The people who had the most familiarity with the Middle East and with the perils of war were dead set against the invasion. That includes not only the CIA analysts and the military professors, but also the State Department’s Bureau of Intelligence and Research, which rejected the administration’s claims that Iraq was about to acquire nuclear weapons. But they were not in a position to make their voices heard. The CIA analysts were reduced to creating this half-cocked scheme for getting a report on the far-flung future to the White House, which they hoped someone would read. The military dissenters, as we know, were silenced by Secretary of Defense Donald Rumsfeld and his deputy Paul Wolfowitz. And the State Department was ignored by the White House.
Finally, Glen Greenwald, another lonely man who stood up against the insanity all around him (then, and now for that matter), eviscerates David “Axis of Evil” Frum and his half-hearted rationalizations (and mind boggling solipsism) in a piece appropriately entitled “David Frum, the Iraq War and Oil” (guess what it’s about?). Check it out here to find out the worst-kept secret of the last decade, one way too many people saw through before the boots ever hit the ground.
There are countless other examples of people having their reputations viciously maligned for suggesting that oil was a significant factor in the US and its allies wanting to invade Iraq.
In order to minimize the role he played in helping bring about this war, Frum writes:
“People often ask me whether I have regrets. It seems absurdly presumptuous to answer the question. I could have set myself on fire in protest on the White House lawn and the war would have proceeded without me.”

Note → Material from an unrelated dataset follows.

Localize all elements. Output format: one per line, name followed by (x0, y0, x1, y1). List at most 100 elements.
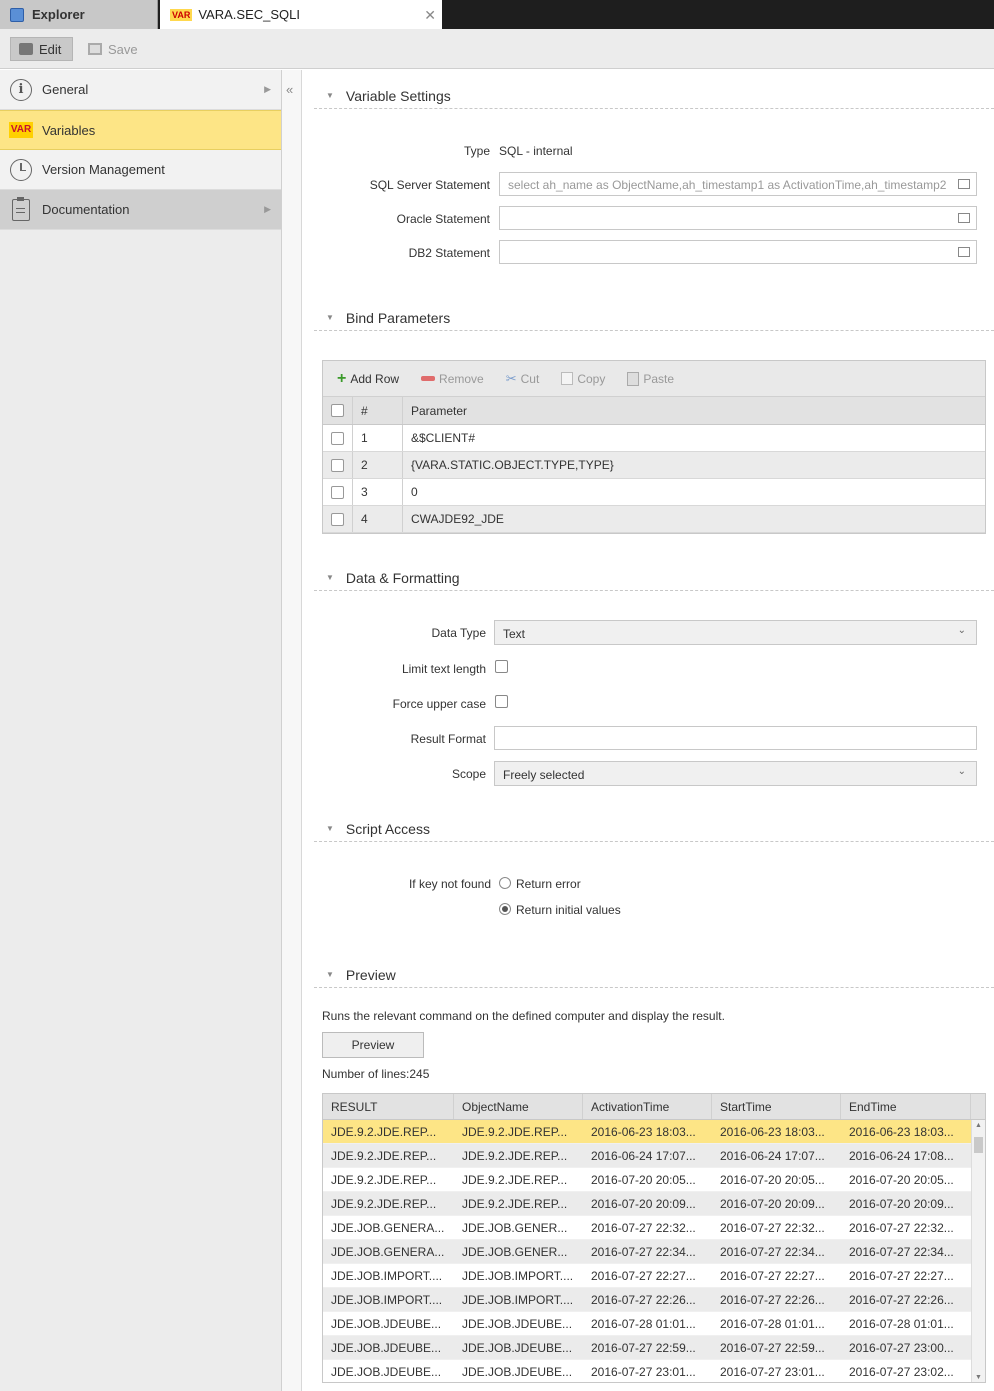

As Jonathan Schwarz replied: “Yeah, there’s no way that somebody like Frum could have changed anything if he’d revealed Cheney’s deep interest in Iraqi oil. Poor David was utterly powerless.” At exactly the time that virtually all of official Washington was mocking and scorning anyone who suggested that oil was a significant factor in Washington’s designs on Iraq, Cheney and Chalabi were spending “long hours” together, “contemplating the possibilities of a Western-oriented Iraq” as “an additional source of oil, an alternative to US dependency on an unstable-looking Saudi Arabia”.
These people with buckets of blood on their hands and around their ankles have been saying all kinds of stuff this week (so much of it predictably self-serving), but there are two words they all should be repeating, every day for the rest of their lives: I’m sorry.